Donald put her into a cab at the station, and she beamed happily out at the frightful streets that always made her heart come into her mouth on the rare occasions when she had to cross them. The ride across the city seemed a brief and distinguished experience. It was as if everybody else was walking and they only had the grandeur of a carriage. Then the ferry-boat was delightful to the new traveller, with its long, white-ceiled passages, and its smell of wet timbers and tarred ropes. They had a seat close to the front, where they could look out and watch their own progress and see the many puffing monsters laboriously plying back and forth, and the horizon-line of many masts, like fine brown lines against the sky. Aunt Crete felt that at last she was out in the world. She could not have felt it more if she had been starting for Europe.
“SHE BEAMED UPON THE WHOLE TRAINFUL OF PEOPLE”
The seashore train, with its bamboo seats and its excited groups of children bearing tin pails and shovels and tennis-rackets, filled her with a fine exhilaration. At last, at last, her soul had escaped the bounds of red brick walls that she had expected would surround her as long as she lived. She drew deep breaths, and beamed upon the whole trainful of people, yelling baby and all. She gazed and gazed at the fast-flying Jersey scenery, grown so monotonous to some of the travellers, and admired every little white and green town at which they paused.
Donald put her into a carriage when they reached the shore. Half an hour off they had begun to smell the sea, and to catch glimpses of low-lying marshes and a misty blueness against the sky. Now every friendly hackman at the station seemed a part of the great day to Aunt Crete. So pretty a carriage, with low steps and gray cushions and a fringe all around the canopy, and a white speckled horse, with long, gentle, white eyelashes. Aunt Crete leaned back self-consciously on the gray cushions, and enjoyed the creak of her silk jacket as she settled into place. She felt as if this was a play that would soon be over; but she would enjoy it to the very end, and then go back to her dish-washing and cellar-cleaning, and being blamed, and bear them all in happy remembrance of what she had had for one blissful vacation.
She did not know that Donald had telephoned ahead for the best apartments in the hotel. She was engaged in watching for the first blue line of the great mysterious ocean; and, when it came into sight, billowing suddenly above the line of board walk as they turned a corner, her heart stood still for one moment, and then bounded onward set to the time of wonder.

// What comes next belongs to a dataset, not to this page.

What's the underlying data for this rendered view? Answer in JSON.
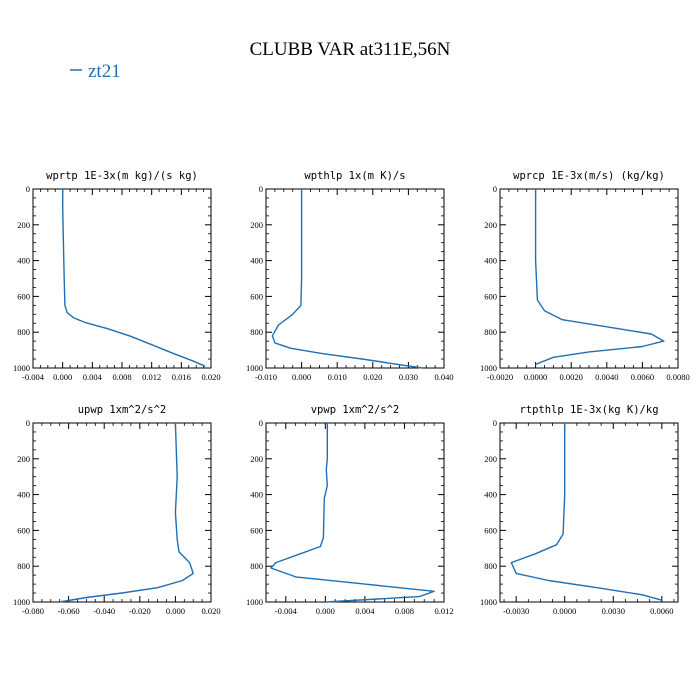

Two obsequious porters jumped to assist Aunt Crete from the carriage. The hand-baggage drifted up the steps as if by magic, and awaited them in the apartments to which they arose in a luxurious elevator. Aunt Crete noticed several old ladies with pink and blue wool knitting, sitting in a row of large rocking-chairs, as she glided up to the second floor. It gave her rest on one point, for they all wore white dresses. She had been a little dubious about those white dresses that Donald had insisted upon. But now she might enjoy them unashamed. O, what would Luella say?
She glanced around the room, half-fearfully expecting to find Luella waiting there. Somehow, now she was here, she wanted to get used to it and enjoy it all before Luella came. For Luella was an uncertain quantity. Luella might not like it, after all! Dreadful thought! And after Donald had taken so much trouble and spent so much money all to surprise them!